Modulo $10$, the powers of $237$ up to $1002$, like those of $7$, are $1,7,9,3,1,\cdots 9$. (The period is $4$).

Answer 8

It will be many words to show the related theroy. So I would like the solve the problem as follow:

1. $237 \equiv 7 \pmod{10}$
2. $7 ^ 4 \equiv 1 \pmod{10}$
3. $1002 \equiv 2 \pmod{4}$

Now $237^{1002} \equiv 7^{1002} \equiv 7 ^ 2 \equiv 49 \equiv 9 \pmod{10}$.

So your answer is $9$. In a similar way, you can get the last two digits is $69$ as follow.

1. $237 \equiv 37 \pmod{100}$
2. $37 ^ {20} \equiv 1 \pmod{100}$
3. $1002 \equiv 2 \pmod{20}$

Now $237^{1002} \equiv 37^{1002} \equiv 37 ^ 2 \equiv 1369\equiv 69 \pmod{100}$.

Answer 9

$237^{1002}=237^{1000+2}$

$237^2 \times 237^{1000}$

as you know unit digit in case of powers repeat after each fourth power

so $unit digit(237^2\times 237^{1000})=unit digit(237^2)\times unit digit(237^{1000})$

$=9\times 1=9$

Answer 10

$237\equiv-3\mod10$

$\therefore 237^{1002} \equiv(-3)^{1002} \equiv (-3)^2.(9)^{500}\equiv 9.(-1)^{500}\equiv 9 \mod10$

Answer 11

Finding the last digit of ${237}^{1002}$ is same as finding the last digit of $ 7^{1002}$.

We see that $7^1 = 7$; $7^2 = 9$; $7^3 = 3$; $7^4 = 1$; $\dots$

Then comes the repetition of $7$, $9$, $3$ and $1$ as the powers of $7$ increase.

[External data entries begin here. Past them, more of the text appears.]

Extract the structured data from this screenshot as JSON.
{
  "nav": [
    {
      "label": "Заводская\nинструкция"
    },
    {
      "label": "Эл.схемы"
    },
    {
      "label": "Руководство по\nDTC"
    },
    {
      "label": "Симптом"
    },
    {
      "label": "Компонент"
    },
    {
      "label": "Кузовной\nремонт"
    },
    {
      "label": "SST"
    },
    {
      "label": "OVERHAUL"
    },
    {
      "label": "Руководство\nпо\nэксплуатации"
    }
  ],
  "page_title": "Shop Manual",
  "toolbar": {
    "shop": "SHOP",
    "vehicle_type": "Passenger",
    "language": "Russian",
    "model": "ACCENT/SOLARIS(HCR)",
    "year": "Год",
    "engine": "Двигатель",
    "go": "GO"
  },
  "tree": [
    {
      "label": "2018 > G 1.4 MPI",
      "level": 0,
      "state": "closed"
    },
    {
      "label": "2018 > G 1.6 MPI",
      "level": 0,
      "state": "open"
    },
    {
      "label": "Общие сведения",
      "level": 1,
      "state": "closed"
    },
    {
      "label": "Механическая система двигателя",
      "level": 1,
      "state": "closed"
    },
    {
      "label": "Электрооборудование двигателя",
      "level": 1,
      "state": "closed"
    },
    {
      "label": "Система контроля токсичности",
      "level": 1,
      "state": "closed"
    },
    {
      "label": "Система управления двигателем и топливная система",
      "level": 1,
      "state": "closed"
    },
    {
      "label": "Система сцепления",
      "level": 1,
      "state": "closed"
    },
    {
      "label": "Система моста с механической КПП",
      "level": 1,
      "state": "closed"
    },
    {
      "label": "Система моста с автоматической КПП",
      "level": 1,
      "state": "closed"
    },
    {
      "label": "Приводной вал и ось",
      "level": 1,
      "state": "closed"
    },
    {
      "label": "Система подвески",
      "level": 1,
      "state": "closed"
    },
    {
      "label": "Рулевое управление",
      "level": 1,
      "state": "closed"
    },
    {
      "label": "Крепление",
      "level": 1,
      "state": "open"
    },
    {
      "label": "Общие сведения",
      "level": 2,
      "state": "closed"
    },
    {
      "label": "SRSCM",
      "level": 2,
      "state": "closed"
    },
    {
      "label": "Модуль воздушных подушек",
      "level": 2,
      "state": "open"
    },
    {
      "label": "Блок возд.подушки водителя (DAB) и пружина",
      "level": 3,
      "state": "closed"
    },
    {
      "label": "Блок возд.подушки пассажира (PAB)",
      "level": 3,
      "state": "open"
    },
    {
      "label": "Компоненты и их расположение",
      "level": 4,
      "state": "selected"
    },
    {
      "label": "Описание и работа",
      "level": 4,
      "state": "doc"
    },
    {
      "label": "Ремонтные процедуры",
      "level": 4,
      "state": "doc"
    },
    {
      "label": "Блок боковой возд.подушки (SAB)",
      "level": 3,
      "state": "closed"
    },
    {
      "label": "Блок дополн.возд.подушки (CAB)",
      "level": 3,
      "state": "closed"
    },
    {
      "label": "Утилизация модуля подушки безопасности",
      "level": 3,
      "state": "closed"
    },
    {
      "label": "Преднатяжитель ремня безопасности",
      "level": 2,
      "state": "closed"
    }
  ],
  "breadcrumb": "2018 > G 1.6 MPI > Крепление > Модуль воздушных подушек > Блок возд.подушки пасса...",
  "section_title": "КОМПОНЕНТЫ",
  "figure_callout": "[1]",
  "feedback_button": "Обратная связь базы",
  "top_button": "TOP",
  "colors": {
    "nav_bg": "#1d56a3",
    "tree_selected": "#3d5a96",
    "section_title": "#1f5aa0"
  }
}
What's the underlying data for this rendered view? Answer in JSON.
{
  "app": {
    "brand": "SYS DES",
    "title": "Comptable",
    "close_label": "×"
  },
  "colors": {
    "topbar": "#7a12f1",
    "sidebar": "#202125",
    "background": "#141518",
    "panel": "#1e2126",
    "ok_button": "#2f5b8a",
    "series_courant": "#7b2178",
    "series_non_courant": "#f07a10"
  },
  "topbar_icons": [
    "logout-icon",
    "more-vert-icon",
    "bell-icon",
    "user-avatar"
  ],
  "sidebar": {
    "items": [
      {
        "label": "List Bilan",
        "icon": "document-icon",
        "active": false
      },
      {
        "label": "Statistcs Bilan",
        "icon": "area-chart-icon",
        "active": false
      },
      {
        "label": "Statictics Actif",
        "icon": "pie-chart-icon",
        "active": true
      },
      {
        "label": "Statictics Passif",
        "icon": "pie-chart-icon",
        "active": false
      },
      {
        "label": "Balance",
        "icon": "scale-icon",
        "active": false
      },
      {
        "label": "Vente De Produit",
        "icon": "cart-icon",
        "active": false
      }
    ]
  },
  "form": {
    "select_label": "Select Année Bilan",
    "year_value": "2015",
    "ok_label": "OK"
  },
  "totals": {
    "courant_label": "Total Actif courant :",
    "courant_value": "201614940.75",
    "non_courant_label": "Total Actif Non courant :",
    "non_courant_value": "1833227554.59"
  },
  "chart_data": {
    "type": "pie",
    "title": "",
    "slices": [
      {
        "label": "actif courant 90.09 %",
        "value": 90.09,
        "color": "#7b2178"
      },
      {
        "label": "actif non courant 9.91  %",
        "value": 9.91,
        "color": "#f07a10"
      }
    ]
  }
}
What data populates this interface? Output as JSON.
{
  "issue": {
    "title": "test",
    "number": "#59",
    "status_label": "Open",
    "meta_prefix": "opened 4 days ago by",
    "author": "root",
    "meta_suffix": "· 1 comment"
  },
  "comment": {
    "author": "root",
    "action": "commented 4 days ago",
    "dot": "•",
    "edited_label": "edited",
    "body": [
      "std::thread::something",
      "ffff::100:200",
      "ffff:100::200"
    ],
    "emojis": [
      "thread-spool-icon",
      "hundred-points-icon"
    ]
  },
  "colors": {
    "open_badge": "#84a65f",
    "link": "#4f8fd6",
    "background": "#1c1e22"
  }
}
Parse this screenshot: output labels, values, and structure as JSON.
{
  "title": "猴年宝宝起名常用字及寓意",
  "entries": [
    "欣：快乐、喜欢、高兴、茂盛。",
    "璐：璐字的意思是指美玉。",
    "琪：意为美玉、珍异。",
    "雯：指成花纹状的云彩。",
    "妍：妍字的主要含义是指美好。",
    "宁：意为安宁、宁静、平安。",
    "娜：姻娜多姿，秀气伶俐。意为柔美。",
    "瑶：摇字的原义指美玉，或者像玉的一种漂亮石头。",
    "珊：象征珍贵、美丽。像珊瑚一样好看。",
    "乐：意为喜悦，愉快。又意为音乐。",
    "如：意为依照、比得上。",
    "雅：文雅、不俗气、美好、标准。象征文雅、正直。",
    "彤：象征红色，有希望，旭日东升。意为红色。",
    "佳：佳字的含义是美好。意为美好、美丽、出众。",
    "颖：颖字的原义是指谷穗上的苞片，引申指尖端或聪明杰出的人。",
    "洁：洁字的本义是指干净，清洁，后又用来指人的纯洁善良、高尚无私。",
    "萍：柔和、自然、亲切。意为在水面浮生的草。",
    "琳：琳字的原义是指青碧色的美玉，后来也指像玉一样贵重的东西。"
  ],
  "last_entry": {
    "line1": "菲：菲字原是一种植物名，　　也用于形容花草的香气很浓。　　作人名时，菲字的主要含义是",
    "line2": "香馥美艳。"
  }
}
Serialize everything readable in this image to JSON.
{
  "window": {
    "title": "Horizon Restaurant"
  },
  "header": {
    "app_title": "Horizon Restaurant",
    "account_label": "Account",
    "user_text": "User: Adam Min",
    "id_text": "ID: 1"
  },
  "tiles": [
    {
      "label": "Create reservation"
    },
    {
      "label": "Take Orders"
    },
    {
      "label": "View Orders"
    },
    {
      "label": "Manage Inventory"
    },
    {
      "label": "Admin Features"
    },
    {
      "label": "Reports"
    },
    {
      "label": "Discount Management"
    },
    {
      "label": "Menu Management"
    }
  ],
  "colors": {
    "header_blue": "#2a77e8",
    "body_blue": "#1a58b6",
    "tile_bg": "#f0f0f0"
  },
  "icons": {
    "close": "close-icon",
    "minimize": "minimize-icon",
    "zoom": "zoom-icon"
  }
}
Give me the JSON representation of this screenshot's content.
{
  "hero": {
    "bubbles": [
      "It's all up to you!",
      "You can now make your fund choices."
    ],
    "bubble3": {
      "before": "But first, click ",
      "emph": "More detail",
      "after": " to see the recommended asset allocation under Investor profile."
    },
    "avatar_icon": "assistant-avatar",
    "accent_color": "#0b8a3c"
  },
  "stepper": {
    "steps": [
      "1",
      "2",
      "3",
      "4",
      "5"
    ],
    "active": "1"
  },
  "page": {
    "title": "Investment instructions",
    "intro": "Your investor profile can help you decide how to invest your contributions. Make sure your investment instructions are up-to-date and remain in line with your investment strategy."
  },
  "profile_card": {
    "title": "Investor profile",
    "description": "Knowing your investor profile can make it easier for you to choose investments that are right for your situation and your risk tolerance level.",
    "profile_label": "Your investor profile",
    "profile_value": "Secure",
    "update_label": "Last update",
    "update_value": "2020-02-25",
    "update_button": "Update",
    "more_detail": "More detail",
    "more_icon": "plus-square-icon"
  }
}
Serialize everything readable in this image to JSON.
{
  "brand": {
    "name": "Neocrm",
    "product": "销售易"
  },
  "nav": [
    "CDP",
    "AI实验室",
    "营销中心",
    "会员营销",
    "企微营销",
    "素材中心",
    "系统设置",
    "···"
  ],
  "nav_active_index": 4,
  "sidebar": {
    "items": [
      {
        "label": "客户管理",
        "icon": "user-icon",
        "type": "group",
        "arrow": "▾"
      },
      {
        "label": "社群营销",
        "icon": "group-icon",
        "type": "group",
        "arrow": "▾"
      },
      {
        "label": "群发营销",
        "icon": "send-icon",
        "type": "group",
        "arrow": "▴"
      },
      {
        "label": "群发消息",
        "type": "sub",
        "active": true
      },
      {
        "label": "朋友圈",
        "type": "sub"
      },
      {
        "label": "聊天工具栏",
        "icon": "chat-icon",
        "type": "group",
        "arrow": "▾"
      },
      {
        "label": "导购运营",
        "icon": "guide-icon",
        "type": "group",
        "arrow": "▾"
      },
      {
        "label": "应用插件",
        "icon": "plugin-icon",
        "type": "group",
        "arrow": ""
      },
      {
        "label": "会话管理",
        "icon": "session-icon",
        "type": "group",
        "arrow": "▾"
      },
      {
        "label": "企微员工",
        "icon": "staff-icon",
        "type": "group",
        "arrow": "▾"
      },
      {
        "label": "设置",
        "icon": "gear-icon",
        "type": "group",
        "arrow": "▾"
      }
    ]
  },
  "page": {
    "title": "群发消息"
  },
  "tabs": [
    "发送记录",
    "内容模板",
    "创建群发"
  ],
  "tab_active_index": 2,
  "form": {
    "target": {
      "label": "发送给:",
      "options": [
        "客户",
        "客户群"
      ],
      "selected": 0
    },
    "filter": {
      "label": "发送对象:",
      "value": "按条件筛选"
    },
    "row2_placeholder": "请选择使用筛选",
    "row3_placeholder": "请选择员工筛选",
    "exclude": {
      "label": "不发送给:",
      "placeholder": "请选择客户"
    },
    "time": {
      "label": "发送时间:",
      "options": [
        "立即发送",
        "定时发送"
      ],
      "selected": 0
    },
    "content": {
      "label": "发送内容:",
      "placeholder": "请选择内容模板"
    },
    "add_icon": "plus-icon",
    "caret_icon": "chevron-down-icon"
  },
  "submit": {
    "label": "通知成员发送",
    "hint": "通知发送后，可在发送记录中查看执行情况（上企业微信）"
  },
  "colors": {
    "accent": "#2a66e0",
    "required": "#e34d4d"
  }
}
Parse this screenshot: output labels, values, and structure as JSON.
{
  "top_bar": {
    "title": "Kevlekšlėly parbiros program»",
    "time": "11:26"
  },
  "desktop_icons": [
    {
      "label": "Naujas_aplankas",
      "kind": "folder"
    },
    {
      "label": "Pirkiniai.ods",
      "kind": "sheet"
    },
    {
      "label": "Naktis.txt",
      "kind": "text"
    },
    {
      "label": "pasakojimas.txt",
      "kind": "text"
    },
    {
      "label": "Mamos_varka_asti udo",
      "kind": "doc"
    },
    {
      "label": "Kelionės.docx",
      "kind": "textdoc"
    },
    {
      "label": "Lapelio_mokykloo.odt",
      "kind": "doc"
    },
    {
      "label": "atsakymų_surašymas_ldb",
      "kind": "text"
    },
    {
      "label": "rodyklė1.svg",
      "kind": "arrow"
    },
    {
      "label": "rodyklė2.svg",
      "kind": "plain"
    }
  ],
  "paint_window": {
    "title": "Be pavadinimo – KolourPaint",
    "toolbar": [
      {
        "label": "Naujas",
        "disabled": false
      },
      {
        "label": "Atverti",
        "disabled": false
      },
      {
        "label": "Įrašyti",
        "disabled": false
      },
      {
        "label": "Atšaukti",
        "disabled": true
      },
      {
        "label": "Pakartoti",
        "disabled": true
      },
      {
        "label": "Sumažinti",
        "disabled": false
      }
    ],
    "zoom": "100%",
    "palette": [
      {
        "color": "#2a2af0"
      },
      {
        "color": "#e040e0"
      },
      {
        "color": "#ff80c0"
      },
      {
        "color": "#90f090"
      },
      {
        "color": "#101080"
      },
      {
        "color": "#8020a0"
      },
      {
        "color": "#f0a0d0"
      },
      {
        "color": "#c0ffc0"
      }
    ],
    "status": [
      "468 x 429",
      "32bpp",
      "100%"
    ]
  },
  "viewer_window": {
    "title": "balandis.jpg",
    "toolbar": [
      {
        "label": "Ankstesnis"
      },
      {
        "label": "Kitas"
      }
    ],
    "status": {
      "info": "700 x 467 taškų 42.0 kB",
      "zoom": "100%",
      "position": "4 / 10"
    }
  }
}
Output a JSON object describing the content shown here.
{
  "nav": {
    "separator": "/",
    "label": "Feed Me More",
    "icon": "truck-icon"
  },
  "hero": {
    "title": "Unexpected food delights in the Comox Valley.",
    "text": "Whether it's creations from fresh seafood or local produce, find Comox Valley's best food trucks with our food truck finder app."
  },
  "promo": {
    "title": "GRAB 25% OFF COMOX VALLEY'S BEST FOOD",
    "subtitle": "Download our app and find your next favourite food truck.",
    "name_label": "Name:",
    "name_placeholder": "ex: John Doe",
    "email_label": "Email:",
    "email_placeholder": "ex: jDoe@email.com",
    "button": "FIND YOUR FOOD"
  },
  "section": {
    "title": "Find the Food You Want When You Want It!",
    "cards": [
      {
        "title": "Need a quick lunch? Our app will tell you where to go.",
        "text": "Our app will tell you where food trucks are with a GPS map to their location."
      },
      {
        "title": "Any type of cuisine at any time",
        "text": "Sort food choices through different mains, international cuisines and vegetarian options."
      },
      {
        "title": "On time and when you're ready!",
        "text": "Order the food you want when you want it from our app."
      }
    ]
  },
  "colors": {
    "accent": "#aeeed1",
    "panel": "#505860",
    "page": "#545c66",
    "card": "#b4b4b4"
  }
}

Since our power is even, our choices reduce to last digit of $7^2$ and $7^4$ which are $9$ and $1$ respectively.

Since $1002$ is a multiple of $2$ but not a multiple of $4$, our choice of power $1002$ of $7$ is same as power $2$ of $7$, which is $9$.

Therefore, $7^{1002} = 9$ (last digit)

Answer 12

You can solve this using Euler's theorem:

• $\gcd(237,10)=1$
• Therefore $237^{\phi(10)}\equiv1\pmod{10}$
• Therefore $237^{\phi(2\cdot5)}\equiv1\pmod{10}$
• Therefore $237^{(2-1)\cdot(5-1)}\equiv1\pmod{10}$
• Therefore $237^{1\cdot4}\equiv1\pmod{10}$
• Therefore $237^{4}\equiv1\pmod{10}$

Therefore $237^{1002}\equiv237^{4\cdot250+2}\equiv(\color\red{237^{4}})^{250}\cdot237^{2}\equiv\color\red{1}^{250}\cdot237^{2}\equiv56169\equiv9\pmod{10}$.